Without notifying them, the women say, Kwang-mo’s biological father and LG officials enlisted a locksmith to help them pry open the former chairperson’s safes at the company office and a vacation home.

Then Ha, who had been Bon-moo’s aide, and another employee came to the family’s stately home in Seoul and told them that the senior Koo had left a will, according to the women in interviews with The New York Times. His wishes, they recalled the employees telling them, were that all his shares and the chairmanship go to his adopted son, in keeping with family custom since LG’s founding. Ha has denied in court testimony that he ever told the family there was a will.

“The person my father trusted the most and supposedly knew everything came to us and said there was a will, and based on that, it all goes to Kwang-mo,” Koo Yeon-kyung, the eldest daughter, 45, said in an interview.

Kim, 71, said she was told she needed to forgo inheriting any of her husband’s shares to ensure Kwang-mo’s succession and prevent any challenge from her late husband’s brother, Bon-joon. She said she went along with it, but questioned Ha about whether Bon-moo truly wanted his daughters to receive no shares. She said Kwang-mo eventually agreed to give roughly one-fifth of Bon-moo’s shares, worth about US$270 million by current share prices, to his two sisters.

The women said they were told that they would receive the former chairperson’s cash, other investments and the family’s home in Seoul, and that Kwang-mo would pay hundreds of millions of dollars in inheritance tax. South Korea levies a tax of at least 50 per cent on inherited assets over US$2.3 million.

The women said they continued living their lives normally. Yeon-kyung said she remembered her father’s wishes that she get involved in running LG’s charitable foundations and started working at one of them as an adviser in 2021.

Around that time, Yeon-kyung said, she felt something was amiss when she applied for a store credit card to get a discount on a gift for a friend but was rejected because she had too many loans. She said that came as a surprise to her.

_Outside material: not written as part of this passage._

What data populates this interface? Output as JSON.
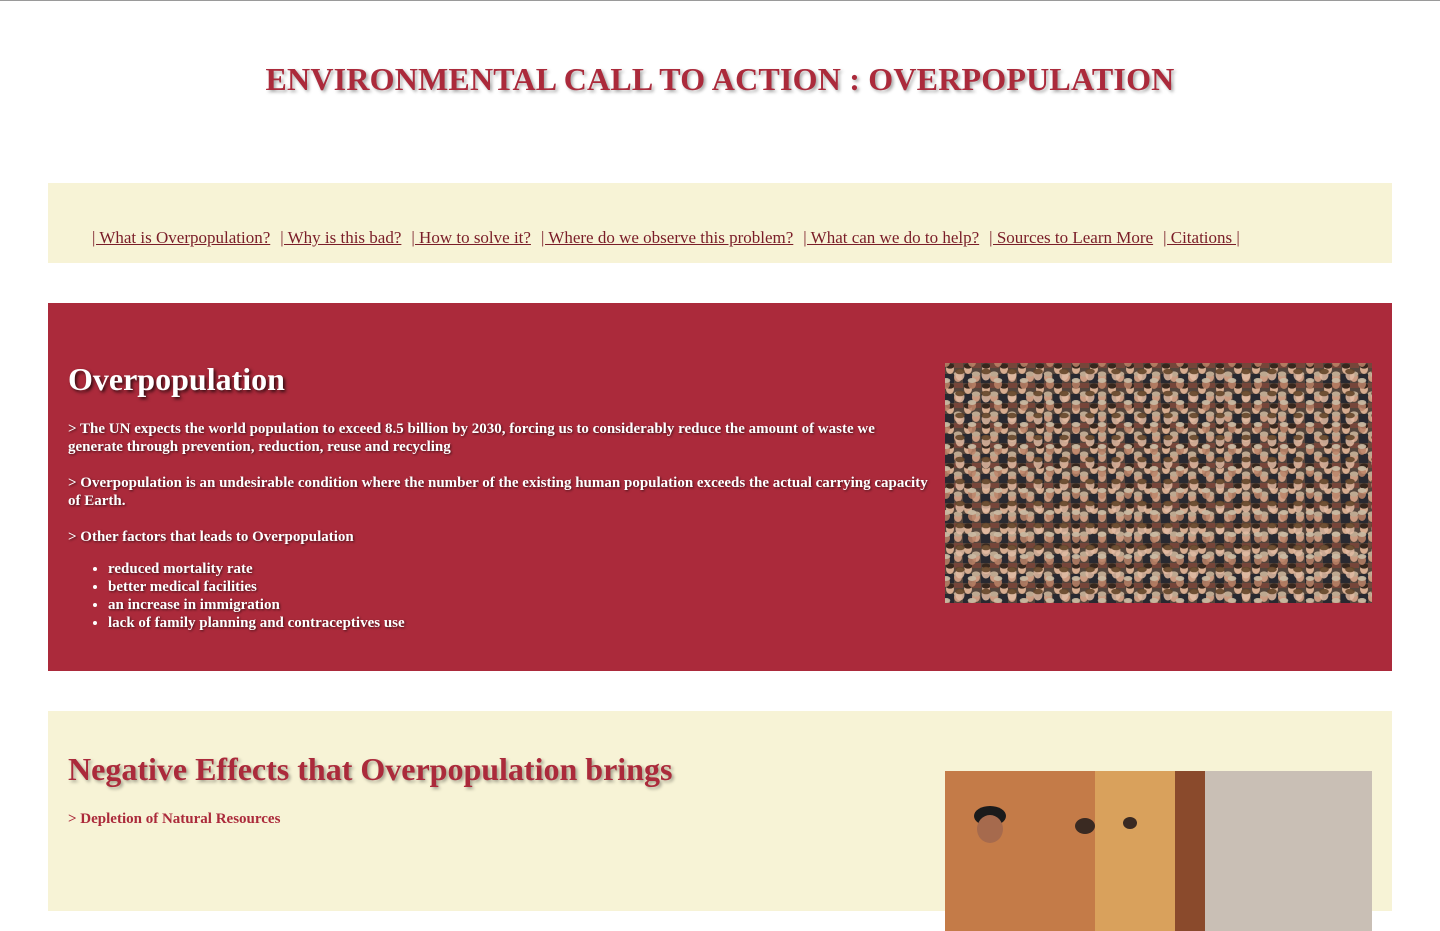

Realising how little she, her sister and her mother knew about their finances, she started going from bank to bank to pull years’ worth of statements. There were large inheritance tax payments and loans against their LG shares that did not comport with their understanding that Kwang-mo alone would shoulder the tax.

As the women pieced together the state of their finances, they said, they realised that Kwang-mo had also received more cash and investment assets than they thought they had agreed to.

Yeon-kyung said she and her mother began secretly recording conversations with Kwang-mo and Ha in 2022. Throughout the year, the exchanges grew tense, and at times, emotional, according to excerpts from transcripts, which the plaintiffs have cited as evidence that they were misled by the men now running LG.

In one recording from November 2022, Kim complained to Kwang-mo that they were treated by the finance staff as if they could be ignored because they were women.

“All this time has passed, and now that we look into it, so much was done without our knowledge,” she said, according to a transcript.

“The ‘our’ you mention doesn’t include me, right?” Kwang-mo asked in return.

Kwang-mo sent his mother a letter in January clarifying the unexplained withdrawals from her accounts. He said that, unbeknown to him, “the employees” were short on funds to pay the inheritance tax under his name, so they paid it under her name using her assets, but that they had planned to pay her back. Still, he asked her not to assert her inheritance rights.

“If the elders each asserted their rights under the inheritance law, LG’s management control would not have been passed down to the fourth generation as it is now,” he wrote in the letter.